UEFA holds crisis meeting after breakaway Super League launched

European soccer's governing body UEFA will hold a crisis meeting on Monday, hours after 12 of the continent's leading clubs shocked the football world by announcing the formation of a breakaway Super League, Reuters reports. 

U.S. investment bank JP Morgan (JPM.N) confirmed on Monday to Reuters that it is financing the new league which includes clubs such as Real Madrid and Manchester United (MANU.N) and is a rival to UEFA's established Champions League competition.

The breakaway has been heavily criticised by soccer authorities, fan organisations and politicians across Europe.

A bitter battle for control of the game and its lucrative revenue began with a letter sent by the 12 clubs to UEFA on Monday in which they said they would take legal steps in unnamed courts to protect their interests as they set up the league. 

Reuters has seen the letter which states it is in response to UEFA's statement on Sunday that it will "consider all measures available to us, at all levels, both judicial and sporting in order to prevent this happening".

UEFA also said the clubs concerned "will be banned from playing in any other competition at domestic, European or world level, and their players could be denied the opportunity to represent their national teams."
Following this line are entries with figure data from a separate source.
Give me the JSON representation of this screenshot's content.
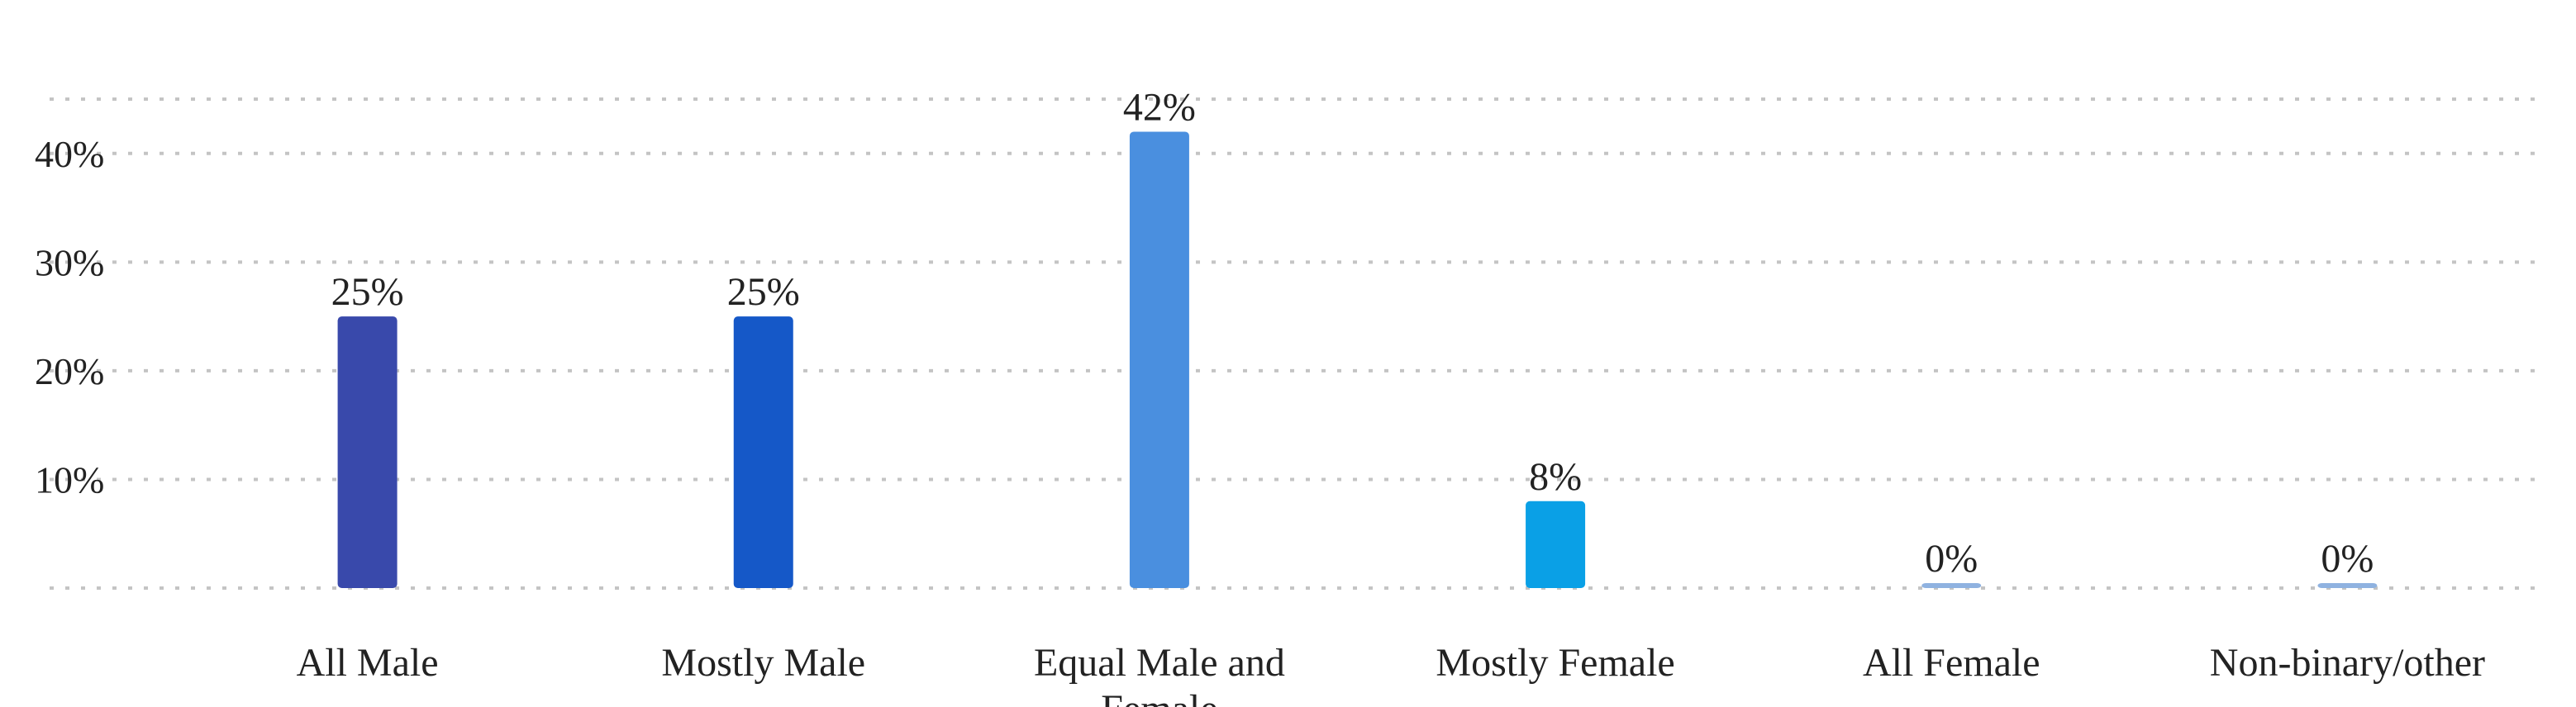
{
  "chart_data": {
    "type": "bar",
    "title": "",
    "xlabel": "",
    "ylabel": "",
    "categories": [
      "All Male",
      "Mostly Male",
      "Equal Male and Female",
      "Mostly Female",
      "All Female",
      "Non-binary/other"
    ],
    "values": [
      25,
      25,
      42,
      8,
      0,
      0
    ],
    "data_labels": [
      "25%",
      "25%",
      "42%",
      "8%",
      "0%",
      "0%"
    ],
    "colors": [
      "#3949ab",
      "#1558c8",
      "#4a8fdf",
      "#0aa0e6",
      "#8fb2e0",
      "#8fb2e0"
    ],
    "yticks": [
      10,
      20,
      30,
      40
    ],
    "ytick_labels": [
      "10%",
      "20%",
      "30%",
      "40%"
    ],
    "ylim": [
      0,
      45
    ],
    "grid": true,
    "legend": "none"
  }
}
The Super League letter says those statements: "Compel us to take protective steps to secure ourselves against such an adverse reaction, which would not only jeopardize the funding commitment under the (JP Morgan financial) Grant but, significantly, would be unlawful.

"For this reason, SLCo (Super League Company) has filed a motion before the relevant courts in order to ensure the seamless establishment and operation of the Competition in accordance with applicable laws.”

In the past, breakaway threats have led to compromises between UEFA and the big clubs in the Champions League, Europe's elite club competition, over the format and revenue distribution.